Thursday - Kill The House Lights
Simon T Diplock
Post-hardcore innovators raid the vaults
"Every beat of the influential New Jersey group’s musical heart is covered here. Anyone who has kept tabs on Thursday since their 1997 beginnings will recognise the raw, uncut adrenaline of a demo version of ‘Wind Up’."
It’s always difficult to make things like this work. Whatever you want to call it - the career retrospective, the odds ‘n’ ends compilation, the heartless record label cash-in; a CD of rare tracks, b-sides and live cuts can easily add up to a pointless mess, doing nothing to get its subject new fans and more often than not leaving even the band’s most ardent admirers cold. Thursday though, make this look easy.For a start, every beat of the influential New Jersey group’s musical heart is covered here. Anyone who has kept tabs on Thursday since their 1997 beginnings will recognise the raw, uncut adrenaline of a demo version of ‘Wind Up’ (which eventually ended up on the band’s second and most-lauded long-player ‘Full Collapse’). Those who then followed their progress on to major label Island will hear a storming live version of ‘Signals…’ and wonder why the band didn’t take over the world like they were supposed to. And while new song ‘Ladies And Gentlemen…’ sees the band move back to Victory Records and their indie roots, it shakes and screams with a vision and ferocity that many thought Thursday had lost forever. And there’s more than music here too.
The DVD portion of ‘Kill The House Lights’ is just as impressive as the audio. There’s a film, a look through Thursday’s surprisingly tumultuous history that features extensive interviews with record label folk, producers, friends and band members past and present (for some reason avoiding the fact that it was this band who first unleashed My Chemical Romance on to the world). There’s footage trawled up from when frontman Geoff Rickly was a sickly-looking teenager and the band were barely out of school that even die-hard fans will have never seen before.
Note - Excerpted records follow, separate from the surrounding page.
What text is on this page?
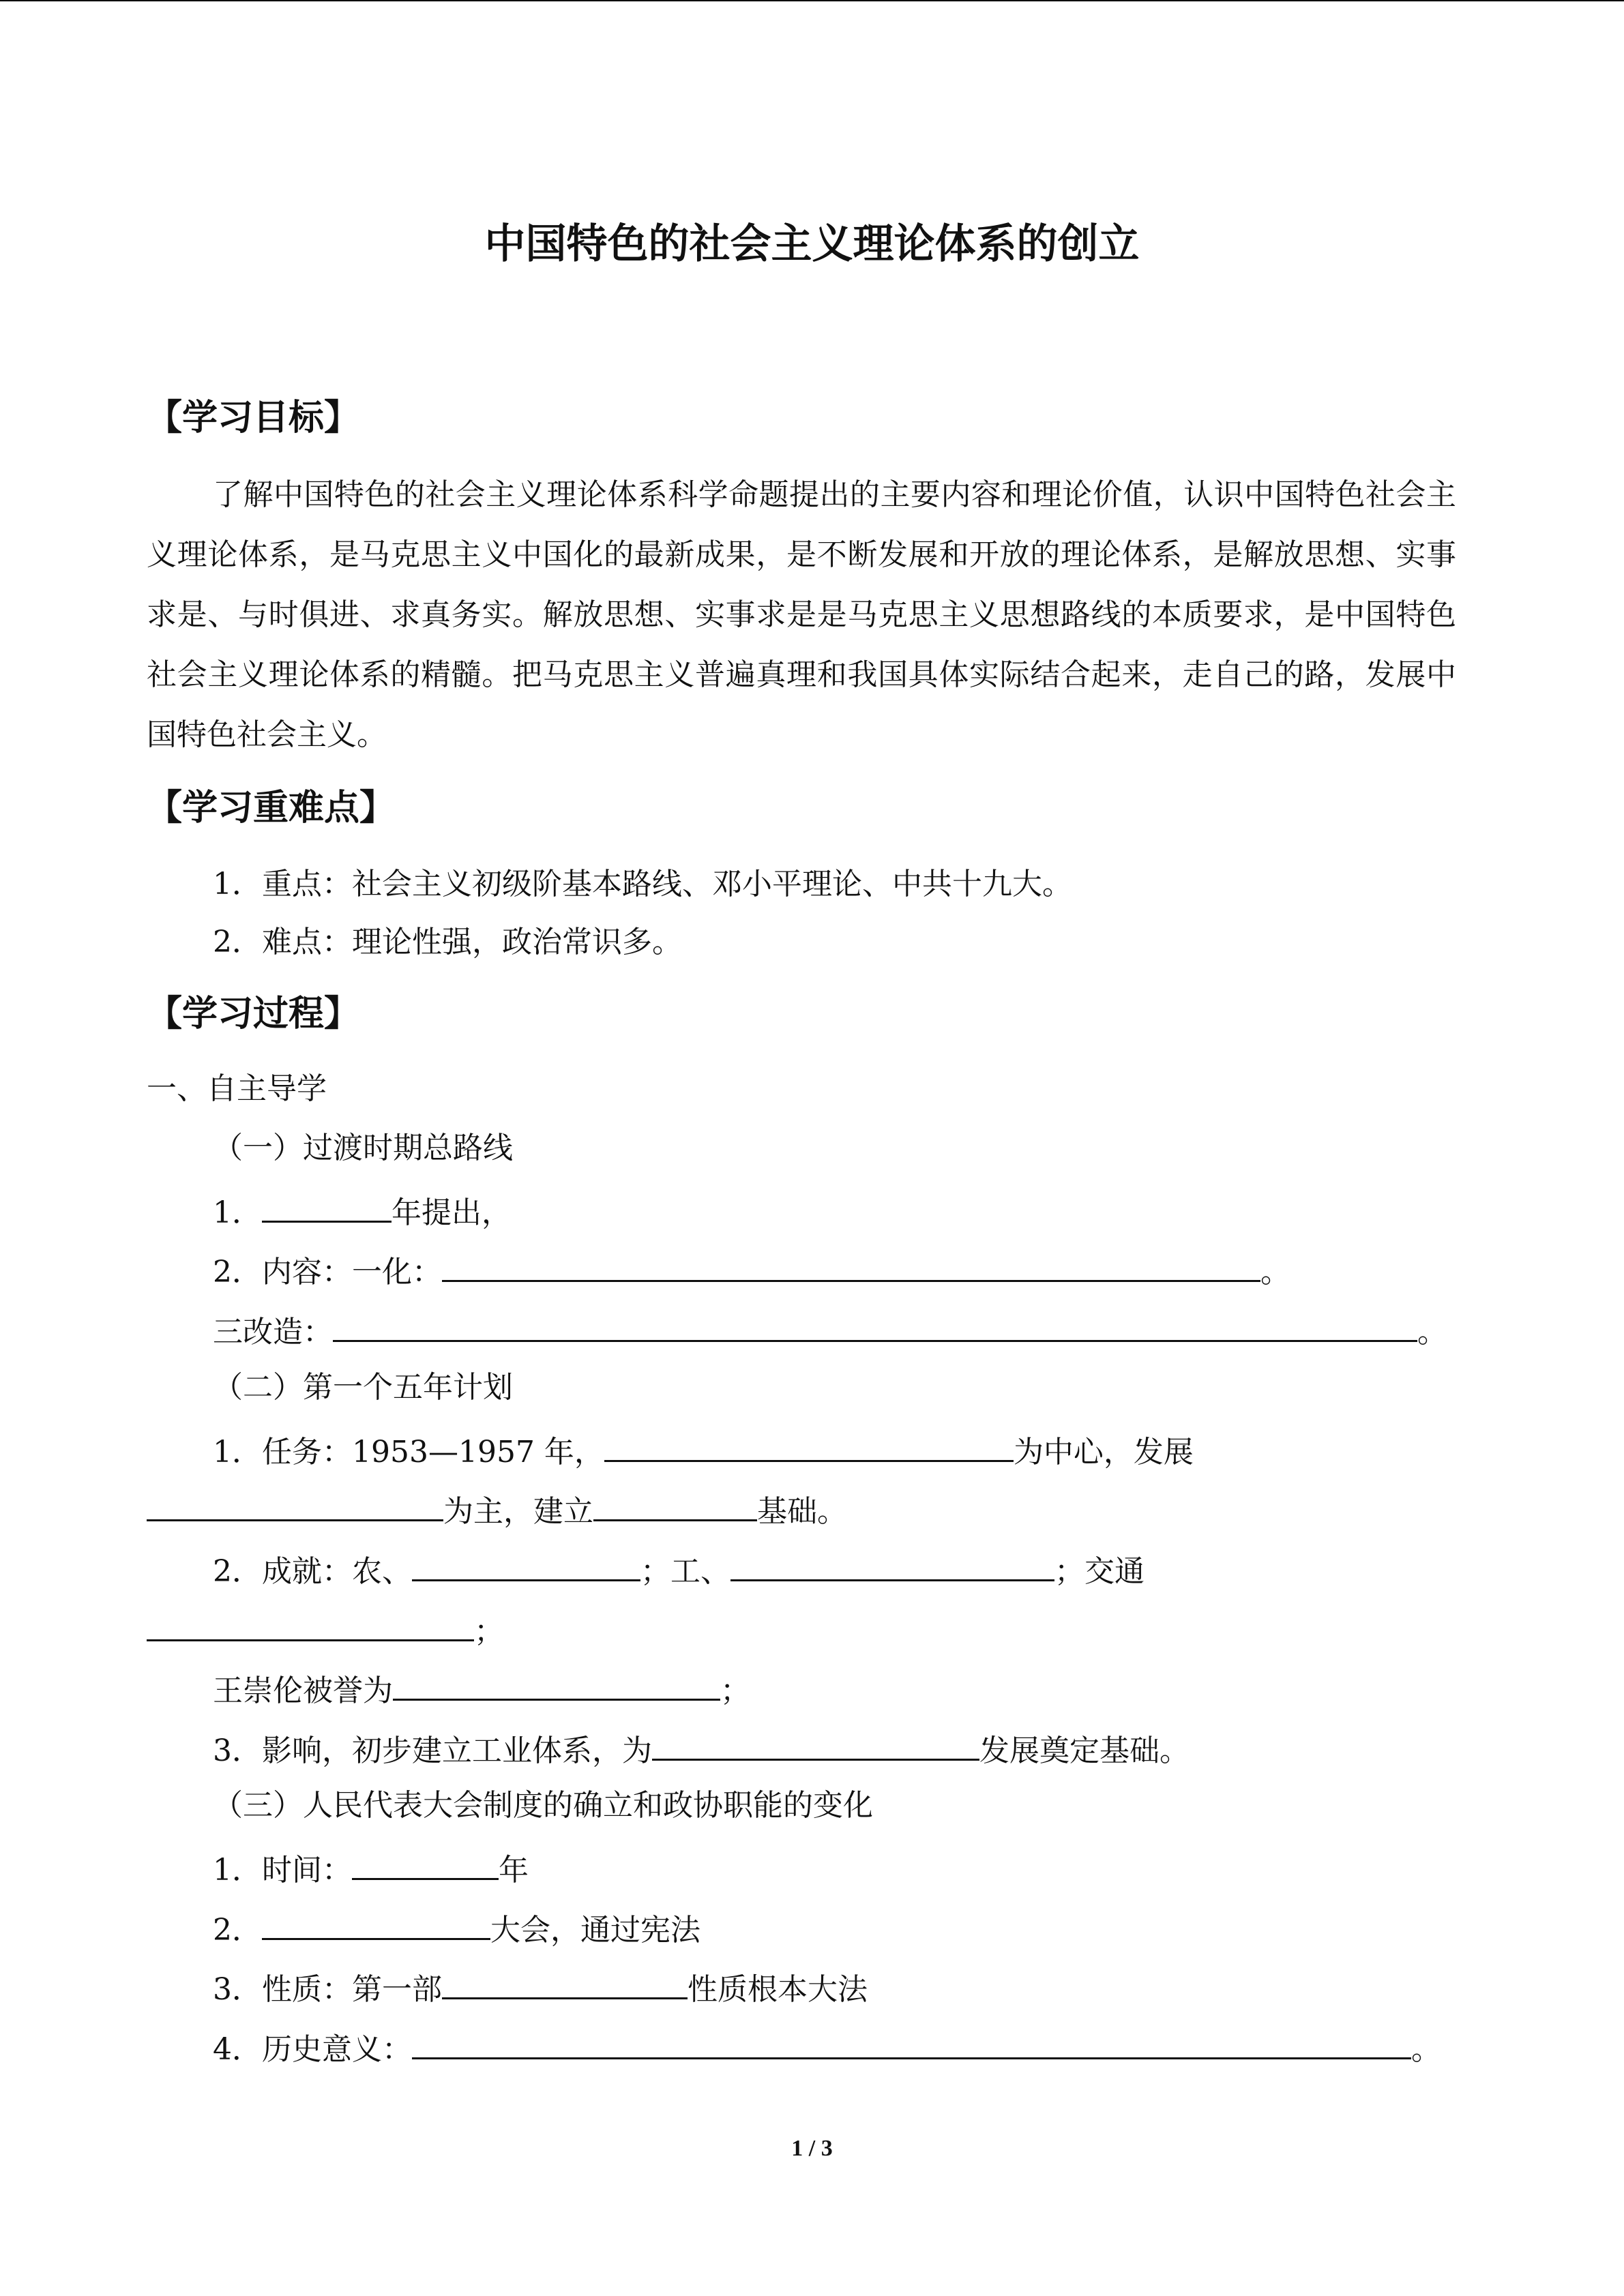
中国特色的社会主义理论体系的创立
【学习目标】
了解中国特色的社会主义理论体系科学命题提出的主要内容和理论价值，认识中国特色社会主义理论体系，是马克思主义中国化的最新成果，是不断发展和开放的理论体系，是解放思想、实事求是、与时俱进、求真务实。解放思想、实事求是是马克思主义思想路线的本质要求，是中国特色社会主义理论体系的精髓。把马克思主义普遍真理和我国具体实际结合起来，走自己的路，发展中国特色社会主义。
【学习重难点】
1．重点：社会主义初级阶基本路线、邓小平理论、中共十九大。
2．难点：理论性强，政治常识多。
【学习过程】
一、自主导学
（一）过渡时期总路线
1．	年提出，
2．内容：一化：	。
三改造：	。
（二）第一个五年计划
1．任务：1953—1957 年，	为中心，发展
为主，建立	基础。
2．成就：农、	；工、	；交通
；
王崇伦被誉为	；
3．影响，初步建立工业体系，为	发展奠定基础。
（三）人民代表大会制度的确立和政协职能的变化
1．时间：	年
2．	大会，通过宪法
3．性质：第一部	性质根本大法
4．历史意义：	。
1 / 3
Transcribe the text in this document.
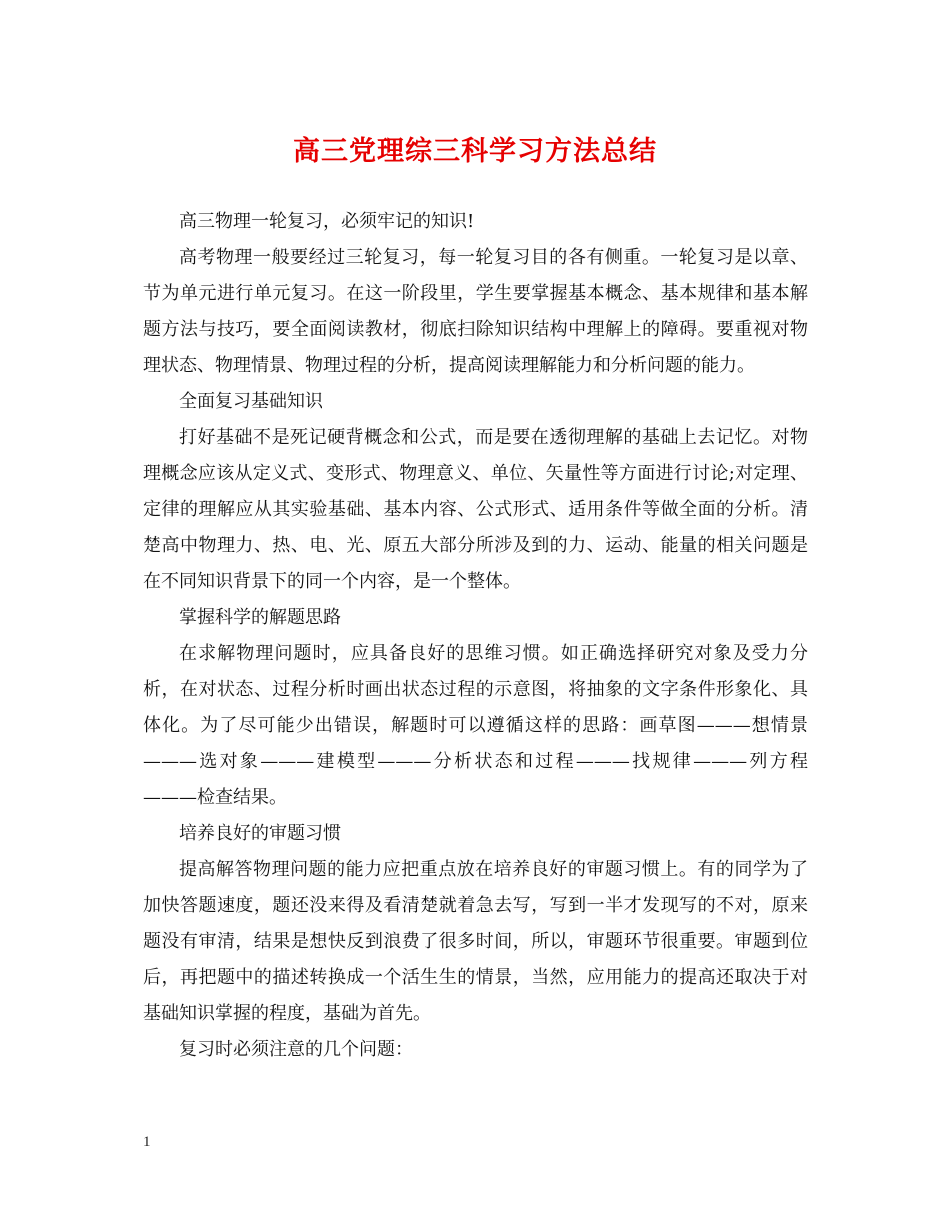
高三党理综三科学习方法总结

高三物理一轮复习，必须牢记的知识!

高考物理一般要经过三轮复习，每一轮复习目的各有侧重。一轮复习是以章、节为单元进行单元复习。在这一阶段里，学生要掌握基本概念、基本规律和基本解题方法与技巧，要全面阅读教材，彻底扫除知识结构中理解上的障碍。要重视对物理状态、物理情景、物理过程的分析，提高阅读理解能力和分析问题的能力。

全面复习基础知识

打好基础不是死记硬背概念和公式，而是要在透彻理解的基础上去记忆。对物理概念应该从定义式、变形式、物理意义、单位、矢量性等方面进行讨论;对定理、定律的理解应从其实验基础、基本内容、公式形式、适用条件等做全面的分析。清楚高中物理力、热、电、光、原五大部分所涉及到的力、运动、能量的相关问题是在不同知识背景下的同一个内容，是一个整体。

掌握科学的解题思路

在求解物理问题时，应具备良好的思维习惯。如正确选择研究对象及受力分析，在对状态、过程分析时画出状态过程的示意图，将抽象的文字条件形象化、具体化。为了尽可能少出错误，解题时可以遵循这样的思路：画草图———想情景———选对象———建模型———分析状态和过程———找规律———列方程———检查结果。

培养良好的审题习惯

提高解答物理问题的能力应把重点放在培养良好的审题习惯上。有的同学为了加快答题速度，题还没来得及看清楚就着急去写，写到一半才发现写的不对，原来题没有审清，结果是想快反到浪费了很多时间，所以，审题环节很重要。审题到位后，再把题中的描述转换成一个活生生的情景，当然，应用能力的提高还取决于对基础知识掌握的程度，基础为首先。

复习时必须注意的几个问题：

1
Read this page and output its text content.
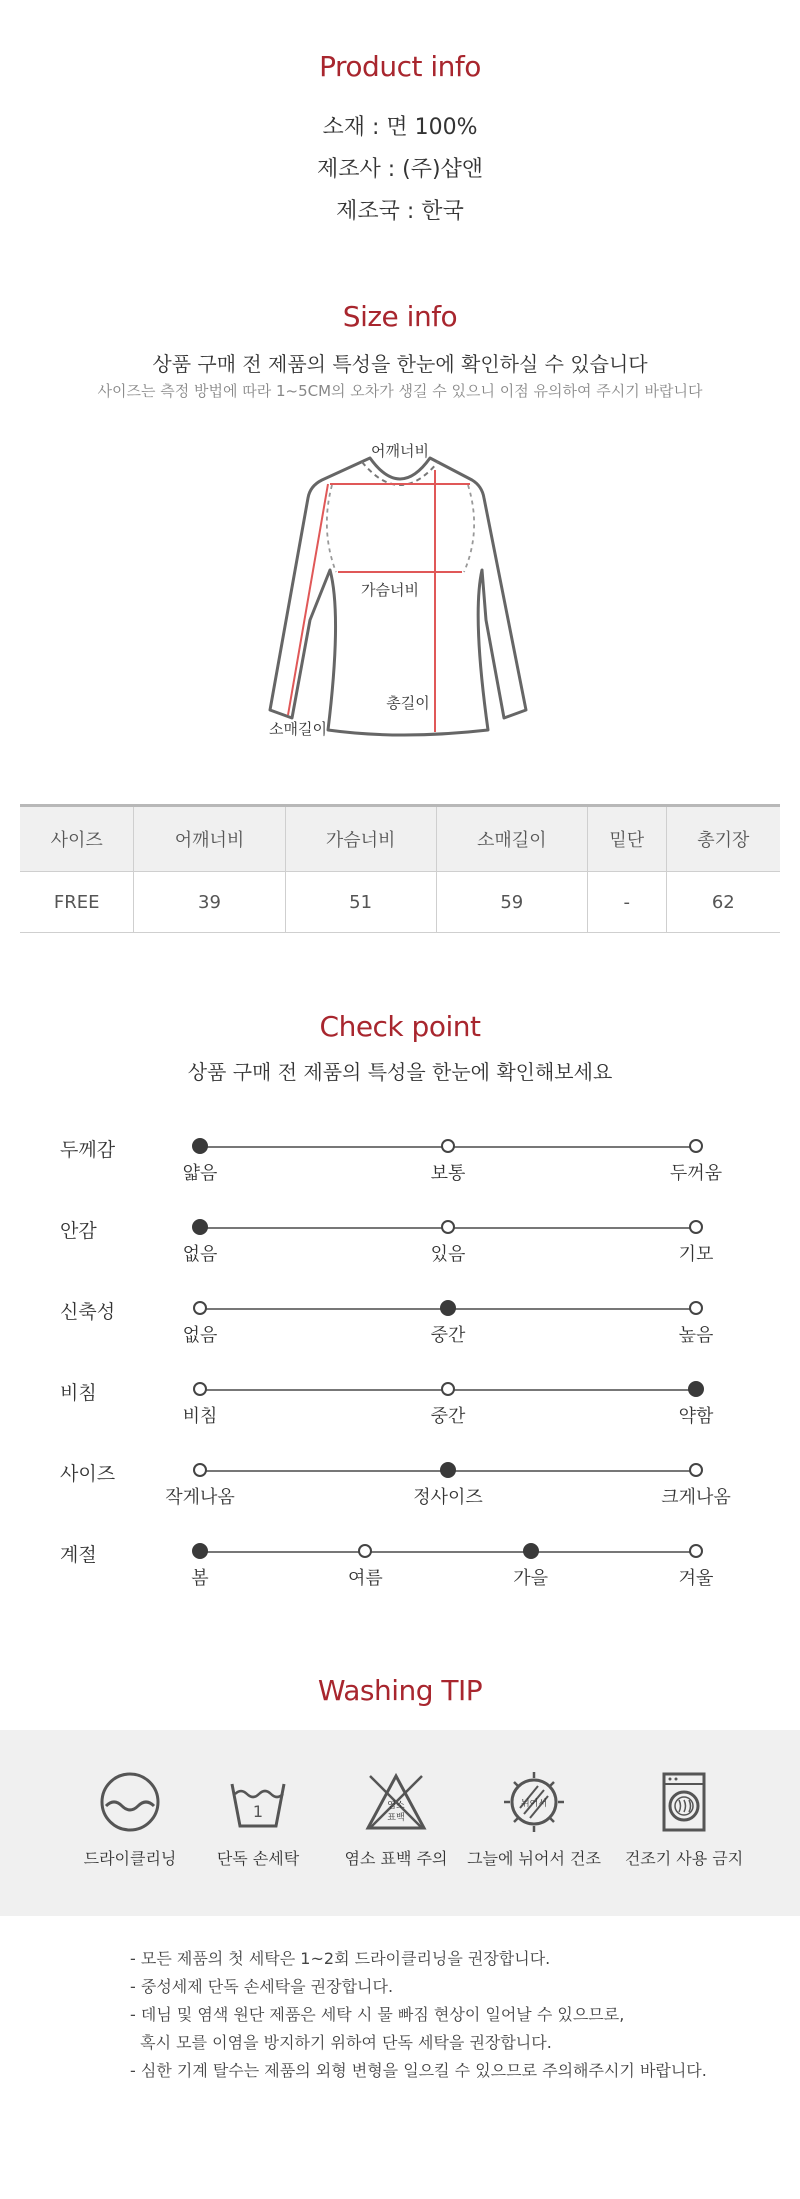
Product info
소재 : 면 100%
제조사 : (주)샵앤
제조국 : 한국
Size info
상품 구매 전 제품의 특성을 한눈에 확인하실 수 있습니다
사이즈는 측정 방법에 따라 1~5CM의 오차가 생길 수 있으니 이점 유의하여 주시기 바랍니다
어깨너비
가슴너비
총길이
소매길이
사이즈	어깨너비	가슴너비	소매길이	밑단	총기장
FREE	39	51	59	-	62
Check point
상품 구매 전 제품의 특성을 한눈에 확인해보세요
두께감
얇음	보통	두꺼움
안감
없음	있음	기모
신축성
없음	중간	높음
비침
비침	중간	약함
사이즈
작게나옴	정사이즈	크게나옴
계절
봄	여름	가을	겨울
Washing TIP
드라이클리닝
1
단독 손세탁
염소
표백
염소 표백 주의
뉘어서
그늘에 뉘어서 건조	건조기 사용 금지
- 모든 제품의 첫 세탁은 1~2회 드라이클리닝을 권장합니다.
- 중성세제 단독 손세탁을 권장합니다.
- 데님 및 염색 원단 제품은 세탁 시 물 빠짐 현상이 일어날 수 있으므로,
혹시 모를 이염을 방지하기 위하여 단독 세탁을 권장합니다.
- 심한 기계 탈수는 제품의 외형 변형을 일으킬 수 있으므로 주의해주시기 바랍니다.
And there’s a more up-to-date hometown show that, despite a few nasty rumours floating about the blogosphere last year, proves Thursday are still very much alive and kicking.
‘Kill The House Lights’ then, not only proving that the career compilation can be a ridiculously easy and entertaining thing to get right, but more than enough to whet the appetite for whatever this powerful, inventive and underrated outfit do next.